The 1966 murder of a black man in Mississippi may have been aimed to stir up civil-rights protests that would lure the Rev. Martin Luther King Jr. to the area for an assassination attempt, a news report reveals.

The FBI and the U.S. attorney in Mississippi plan to start a new investigation into the murder of Ben Chester White, a 65-year-old farmhand who was shot more than a dozen times and left dead in a creek near Natchez, Miss., ABC-TV’s “20/20” reports in a program to be aired tonight.

Three men were held as suspects in the murder but no one was ever convicted.

The trial of James Lloyd Jones ended in a hung jury, although he confessed to the crime, the show reports.

Jones told cops that two members of the Ku Klux Klan, Ernest Avants and Claude Fuller, helped kill White, “20/20” reports.

Fuller never went on trial because a judge threw out the charges against him.

Avants, the only one of the three alive today, was acquitted after a trial on a state murder charge in 1967.

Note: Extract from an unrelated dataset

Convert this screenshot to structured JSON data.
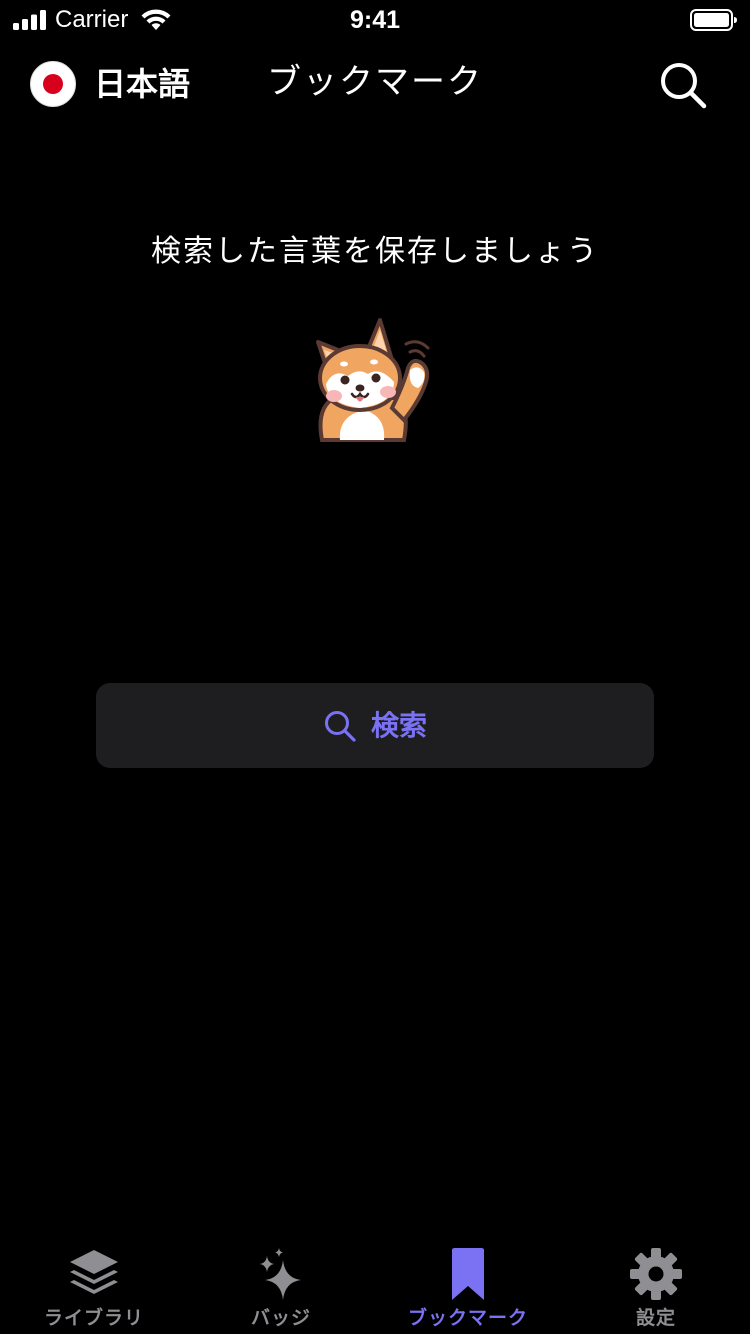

In his confession, Jones told investigators that White was killed in the hopes that King would be drawn to the area – where an attempt could be made on his life, “20/20” reports.

“Mr. Fuller told me he had orders from higher-ups” to carry out the murder, Jones said.

“The deal was that they thought maybe they might get old Martin Luther King.”

The plan to lure King to Natchez did not work, however. King was killed in 1968 when James Earl Ray shot him in Memphis.

“20/20” reports that because White was killed on federal property in the Homochito National Forest, prosecutors could bring new federal charges in the case.

“20/20” reports that after his trial in the White killing, Avants was questioned in a separate case and shocked investigators by allegedly admitting he murdered White.

Avants, now in his late 60s, lives in Bogue Chitto, Miss., where he told ABC that he is innocent and never confessed to killing White.